Le Centre d’études sur le patrimoine et le tourisme en Haïti (CÉPAT-H), en partenariat avec la coordination du programme de maîtrise en Histoire, Mémoire et Patrimoine (M-HMP) de l’Université d’État d’Haïti (UEH), a organisé, le 31 juillet 2022, une conférence-débat sous le thème « zombification, culture et droit en Haïti ». Cette causerie s’inscrit dans le cadre des conférences mensuelles du Centre dont le but est de réfléchir sur la problématique du trinôme “savoirs locaux, tourisme et développement en Haïti”.

 

L’espace universitaire haïtien, via le CÉPAT-H et la coordination du programme de maîtrise en Histoire, Mémoire et Patrimoine de l’UEH, embrasse le phénomène de la zombification qui, depuis 2017, a suscité beaucoup de débats au Parlement haïtien et sur les réseaux sociaux.

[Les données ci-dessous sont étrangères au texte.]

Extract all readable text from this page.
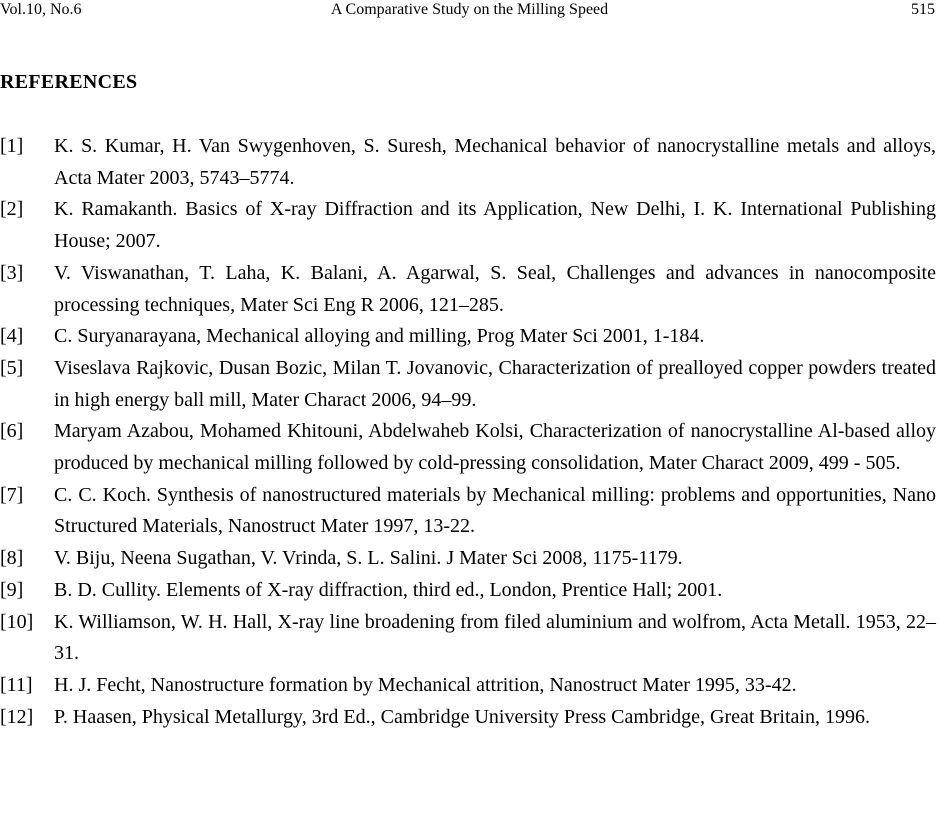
Vol.10, No.6	A Comparative Study on the Milling Speed	515
REFERENCES
[1] K. S. Kumar, H. Van Swygenhoven, S. Suresh, Mechanical behavior of nanocrystalline metals and alloys, Acta Mater 2003, 5743–5774.
[2] K. Ramakanth. Basics of X-ray Diffraction and its Application, New Delhi, I. K. International Publishing House; 2007.
[3] V. Viswanathan, T. Laha, K. Balani, A. Agarwal, S. Seal, Challenges and advances in nanocomposite processing techniques, Mater Sci Eng R 2006, 121–285.
[4] C. Suryanarayana, Mechanical alloying and milling, Prog Mater Sci 2001, 1-184.
[5] Viseslava Rajkovic, Dusan Bozic, Milan T. Jovanovic, Characterization of prealloyed copper powders treated in high energy ball mill, Mater Charact 2006, 94–99.
[6] Maryam Azabou, Mohamed Khitouni, Abdelwaheb Kolsi, Characterization of nanocrystalline Al-based alloy produced by mechanical milling followed by cold-pressing consolidation, Mater Charact 2009, 499 - 505.
[7] C. C. Koch. Synthesis of nanostructured materials by Mechanical milling: problems and opportunities, Nano Structured Materials, Nanostruct Mater 1997, 13-22.
[8] V. Biju, Neena Sugathan, V. Vrinda, S. L. Salini. J Mater Sci 2008, 1175-1179.
[9] B. D. Cullity. Elements of X-ray diffraction, third ed., London, Prentice Hall; 2001.
[10] K. Williamson, W. H. Hall, X-ray line broadening from filed aluminium and wolfrom, Acta Metall. 1953, 22–31.
[11] H. J. Fecht, Nanostructure formation by Mechanical attrition, Nanostruct Mater 1995, 33-42.
[12] P. Haasen, Physical Metallurgy, 3rd Ed., Cambridge University Press Cambridge, Great Britain, 1996.
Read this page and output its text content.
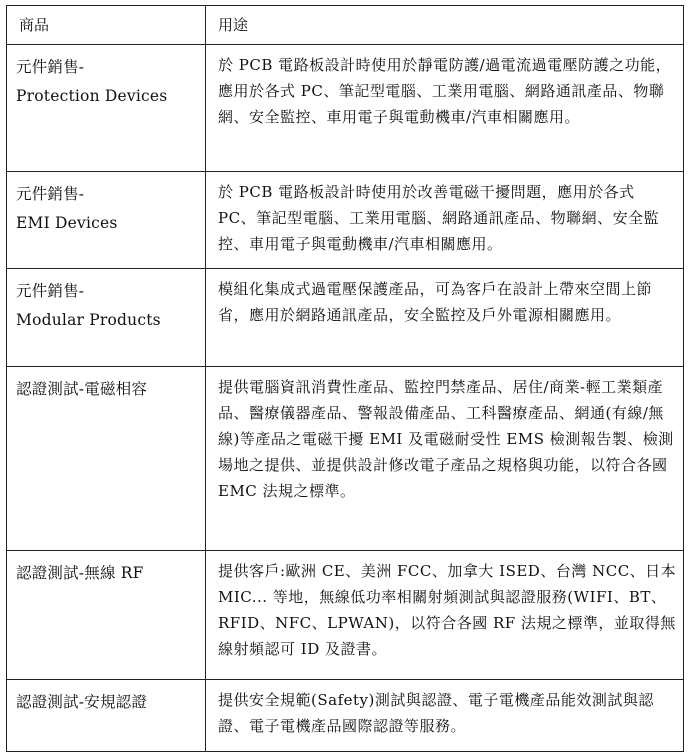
商品	用途

元件銷售-
Protection Devices	於 PCB 電路板設計時使用於靜電防護/過電流過電壓防護之功能，應用於各式 PC、筆記型電腦、工業用電腦、網路通訊產品、物聯網、安全監控、車用電子與電動機車/汽車相關應用。
元件銷售-
EMI Devices	於 PCB 電路板設計時使用於改善電磁干擾問題，應用於各式 PC、筆記型電腦、工業用電腦、網路通訊產品、物聯網、安全監控、車用電子與電動機車/汽車相關應用。
元件銷售-
Modular Products	模組化集成式過電壓保護產品，可為客戶在設計上帶來空間上節省，應用於網路通訊產品，安全監控及戶外電源相關應用。
認證測試-電磁相容	提供電腦資訊消費性產品、監控門禁產品、居住/商業-輕工業類產品、醫療儀器產品、警報設備產品、工科醫療產品、網通(有線/無線)等產品之電磁干擾 EMI 及電磁耐受性 EMS 檢測報告製、檢測場地之提供、並提供設計修改電子產品之規格與功能，以符合各國 EMC 法規之標準。
認證測試-無線 RF	提供客戶:歐洲 CE、美洲 FCC、加拿大 ISED、台灣 NCC、日本 MIC... 等地，無線低功率相關射頻測試與認證服務(WIFI、BT、RFID、NFC、LPWAN)，以符合各國 RF 法規之標準，並取得無線射頻認可 ID 及證書。
認證測試-安規認證	提供安全規範(Safety)測試與認證、電子電機產品能效測試與認證、電子電機產品國際認證等服務。
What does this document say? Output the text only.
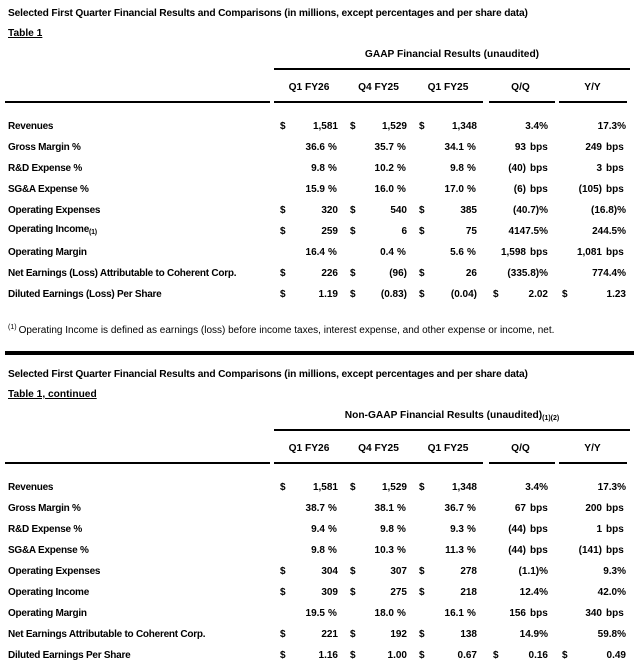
Selected First Quarter Financial Results and Comparisons (in millions, except percentages and per share data)
Table 1
GAAP Financial Results (unaudited)
Q1 FY26	Q4 FY25	Q1 FY25	Q/Q	Y/Y
Revenues	$	1,581 $	1,529 $	1,348	3.4%	17.3%
Gross Margin %	36.6 %	35.7 %	34.1 %	93 bps	249 bps
R&D Expense %	9.8 %	10.2 %	9.8 %	(40) bps	3 bps
SG&A Expense %	15.9 %	16.0 %	17.0 %	(6) bps	(105) bps
Operating Expenses	$	320 $	540 $	385	(40.7)%	(16.8)%
Operating Income$_{(1)}$	$	259 $	6 $	75	4147.5%	244.5%
Operating Margin	16.4 %	0.4 %	5.6 %	1,598 bps	1,081 bps
Net Earnings (Loss) Attributable to Coherent Corp.	$	226 $	(96) $	26	(335.8)%	774.4%
Diluted Earnings (Loss) Per Share	$	1.19 $	(0.83) $	(0.04) $	2.02 $	1.23
$^{(1)}$ Operating Income is defined as earnings (loss) before income taxes, interest expense, and other expense or income, net.
Selected First Quarter Financial Results and Comparisons (in millions, except percentages and per share data)
Table 1, continued
Non-GAAP Financial Results (unaudited)(1)(2)
Q1 FY26	Q4 FY25	Q1 FY25	Q/Q	Y/Y
Revenues	$	1,581 $	1,529 $	1,348	3.4%	17.3%
Gross Margin %	38.7 %	38.1 %	36.7 %	67 bps	200 bps
R&D Expense %	9.4 %	9.8 %	9.3 %	(44) bps	1 bps
SG&A Expense %	9.8 %	10.3 %	11.3 %	(44) bps	(141) bps
Operating Expenses	$	304 $	307 $	278	(1.1)%	9.3%
Operating Income	$	309 $	275 $	218	12.4%	42.0%
Operating Margin	19.5 %	18.0 %	16.1 %	156 bps	340 bps
Net Earnings Attributable to Coherent Corp.	$	221 $	192 $	138	14.9%	59.8%
Diluted Earnings Per Share	$	1.16 $	1.00 $	0.67 $	0.16 $	0.49
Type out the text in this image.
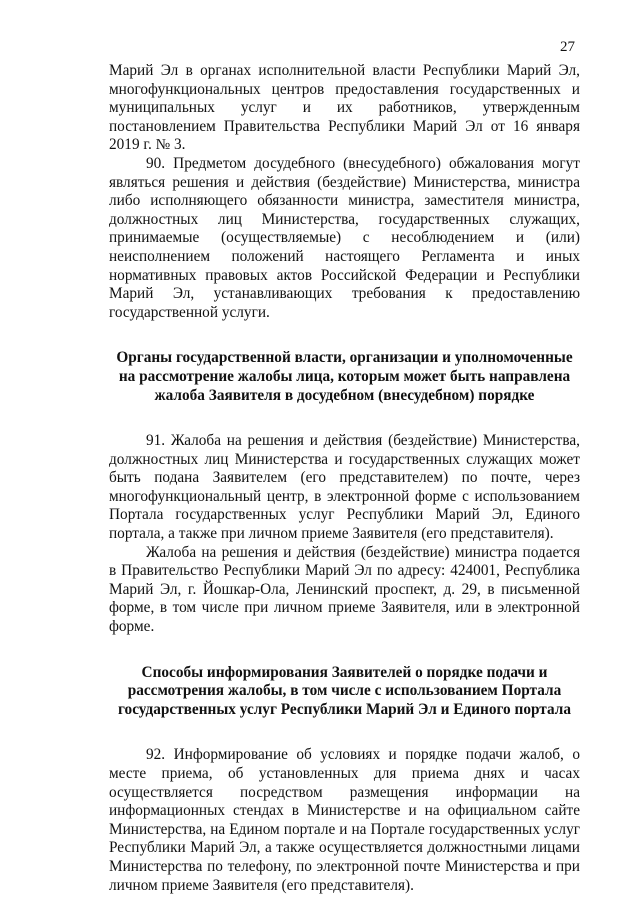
27

Марий Эл в органах исполнительной власти Республики Марий Эл, многофункциональных центров предоставления государственных и муниципальных услуг и их работников, утвержденным постановлением Правительства Республики Марий Эл от 16 января 2019 г. № 3.

90. Предметом досудебного (внесудебного) обжалования могут являться решения и действия (бездействие) Министерства, министра либо исполняющего обязанности министра, заместителя министра, должностных лиц Министерства, государственных служащих, принимаемые (осуществляемые) с несоблюдением и (или) неисполнением положений настоящего Регламента и иных нормативных правовых актов Российской Федерации и Республики Марий Эл, устанавливающих требования к предоставлению государственной услуги.

Органы государственной власти, организации и уполномоченные на рассмотрение жалобы лица, которым может быть направлена жалоба Заявителя в досудебном (внесудебном) порядке

91. Жалоба на решения и действия (бездействие) Министерства, должностных лиц Министерства и государственных служащих может быть подана Заявителем (его представителем) по почте, через многофункциональный центр, в электронной форме с использованием Портала государственных услуг Республики Марий Эл, Единого портала, а также при личном приеме Заявителя (его представителя).

Жалоба на решения и действия (бездействие) министра подается в Правительство Республики Марий Эл по адресу: 424001, Республика Марий Эл, г. Йошкар-Ола, Ленинский проспект, д. 29, в письменной форме, в том числе при личном приеме Заявителя, или в электронной форме.

Способы информирования Заявителей о порядке подачи и рассмотрения жалобы, в том числе с использованием Портала государственных услуг Республики Марий Эл и Единого портала

92. Информирование об условиях и порядке подачи жалоб, о месте приема, об установленных для приема днях и часах осуществляется посредством размещения информации на информационных стендах в Министерстве и на официальном сайте Министерства, на Едином портале и на Портале государственных услуг Республики Марий Эл, а также осуществляется должностными лицами Министерства по телефону, по электронной почте Министерства и при личном приеме Заявителя (его представителя).
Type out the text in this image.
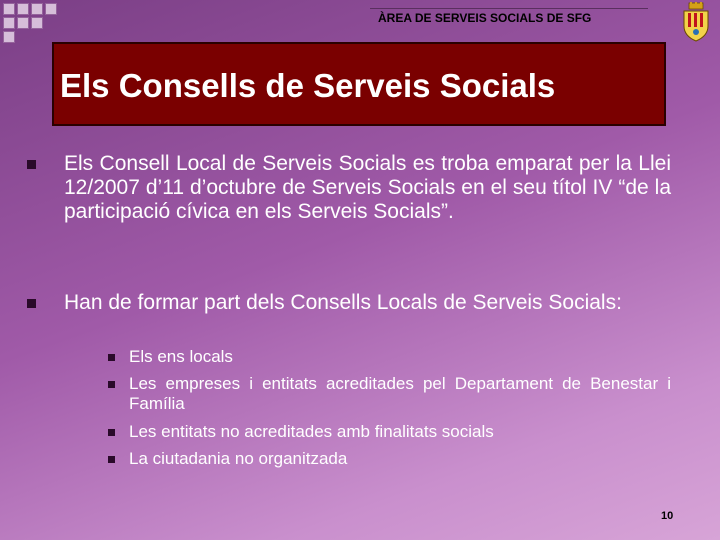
ÀREA DE SERVEIS SOCIALS DE SFG
Els Consells de Serveis Socials
Els Consell Local de Serveis Socials es troba emparat per la Llei 12/2007 d’11 d’octubre de Serveis Socials en el seu títol IV “de la participació cívica en els Serveis Socials”.
Han de formar part dels Consells Locals de Serveis Socials:
Els ens locals
Les empreses i entitats acreditades pel Departament de Benestar i Família
Les entitats no acreditades amb finalitats socials
La ciutadania no organitzada
10
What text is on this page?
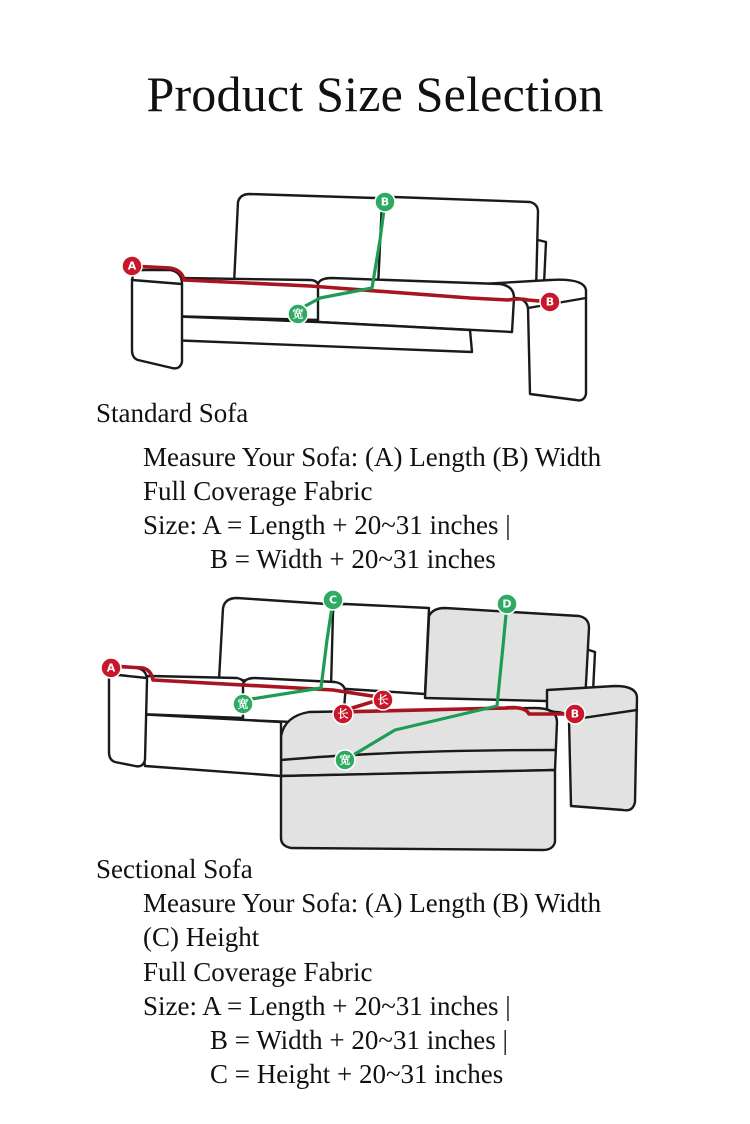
Product Size Selection
A
B
B
宽
Standard Sofa
Measure Your Sofa: (A) Length (B) Width
Full Coverage Fabric
Size: A = Length + 20~31 inches |
B = Width + 20~31 inches
A
C	D
B
宽	长
长
宽
Sectional Sofa
Measure Your Sofa: (A) Length (B) Width
(C) Height
Full Coverage Fabric
Size: A = Length + 20~31 inches |
B = Width + 20~31 inches |
C = Height + 20~31 inches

Selon le professeur Emmanuel Stéphane Laurent, principal intervenant de cette causerie, personne ne peut ignorer la zombification, car elle est une partie intégrante de la culture haïtienne.

 

Après un état des lieux de la question, l’anthropologue Emmanuel Stéphane Laurent définit la zombification comme un processus permettant d’aboutir à un zombi. «Par zombi, il s’agit d’un être humain apparemment vivant, mais inconscient, réputé un mort vivant, en Haïti. […] C’est une mort apparente, suivi d’un réveil des facultés mentales très amoindries, suppression quasi totale de la volonté et de la mémoire», souligne-t-on dans l’intervention du professeur qui classe les zombis en deux grandes catégories: les victimes de poison auxquelles on a administré de l’antidote et les personnes atteintes d’une anomalie cérébrale.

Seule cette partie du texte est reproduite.